How do I work with Cloud Run latency distribution ...

ContinueAsGuest · 02-06-2024 01:39 PM

I'm interested in calculating inverse percentiles for the latency of our endpoints. We're using Apigee for most of our endpoints and it supports this case easily because it emits cumulative histograms (like prometheus latency histograms) with convenient buckets (the le label).

For example, count of requests served in 1s or faster:

sum(increase(apigee_googleapis_com:proxy_latencies_bucket{monitored_resource="apigee.googleapis.com/Proxy",le="1000"}[${__interval}]))
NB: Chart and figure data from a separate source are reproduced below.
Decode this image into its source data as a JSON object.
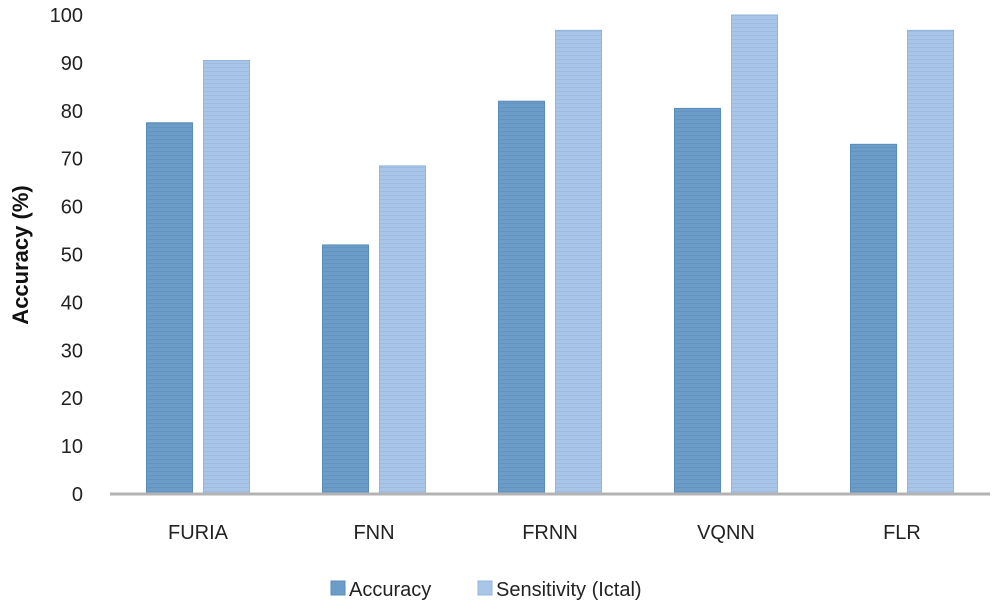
{
  "chart_data": {
    "type": "bar",
    "title": "",
    "xlabel": "",
    "ylabel": "Accuracy (%)",
    "ylim": [
      0,
      100
    ],
    "yticks": [
      "0",
      "10",
      "20",
      "30",
      "40",
      "50",
      "60",
      "70",
      "80",
      "90",
      "100"
    ],
    "categories": [
      "FURIA",
      "FNN",
      "FRNN",
      "VQNN",
      "FLR"
    ],
    "series": [
      {
        "name": "Accuracy",
        "values": [
          77.5,
          52,
          82,
          80.5,
          73
        ],
        "color": "#6c9dc9"
      },
      {
        "name": "Sensitivity (Ictal)",
        "values": [
          90.5,
          68.5,
          96.8,
          100,
          96.8
        ],
        "color": "#a9c6e8"
      }
    ],
    "legend_position": "bottom",
    "grid": false
  }
}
Not all of our endpoints go through Apigee and I'd like to be able to calculate inverse percentiles for these too. Cloud Run also emits latency histograms, but I'm having 2 problems: I'm not certain they are cumulative and the buckets are not intuitive or convenient.

For example, le="1067.1895716335973" is the closest bucket to 1s I could find:

sum(increase(run_googleapis_com:request_latencies_bucket{monitored_resource="cloud_run_revision",le="1067.1895716335973"}[${__interval}]))

Besides calculating percentiles from these distributions, I haven't been able to find documentation on how the buckets are determined or whether I can calculate inverse percentiles from them.

Does anyone have guidance on where I can learn more about these latency distributions or how to calculate inverse percentiles?

I've see I can create log based metrics and choose the buckets there, but I'd like to be able to use out-of-the-box metrics, if possible.

Thanks for reading!

How do I work with Cloud Run latency distribution buckets?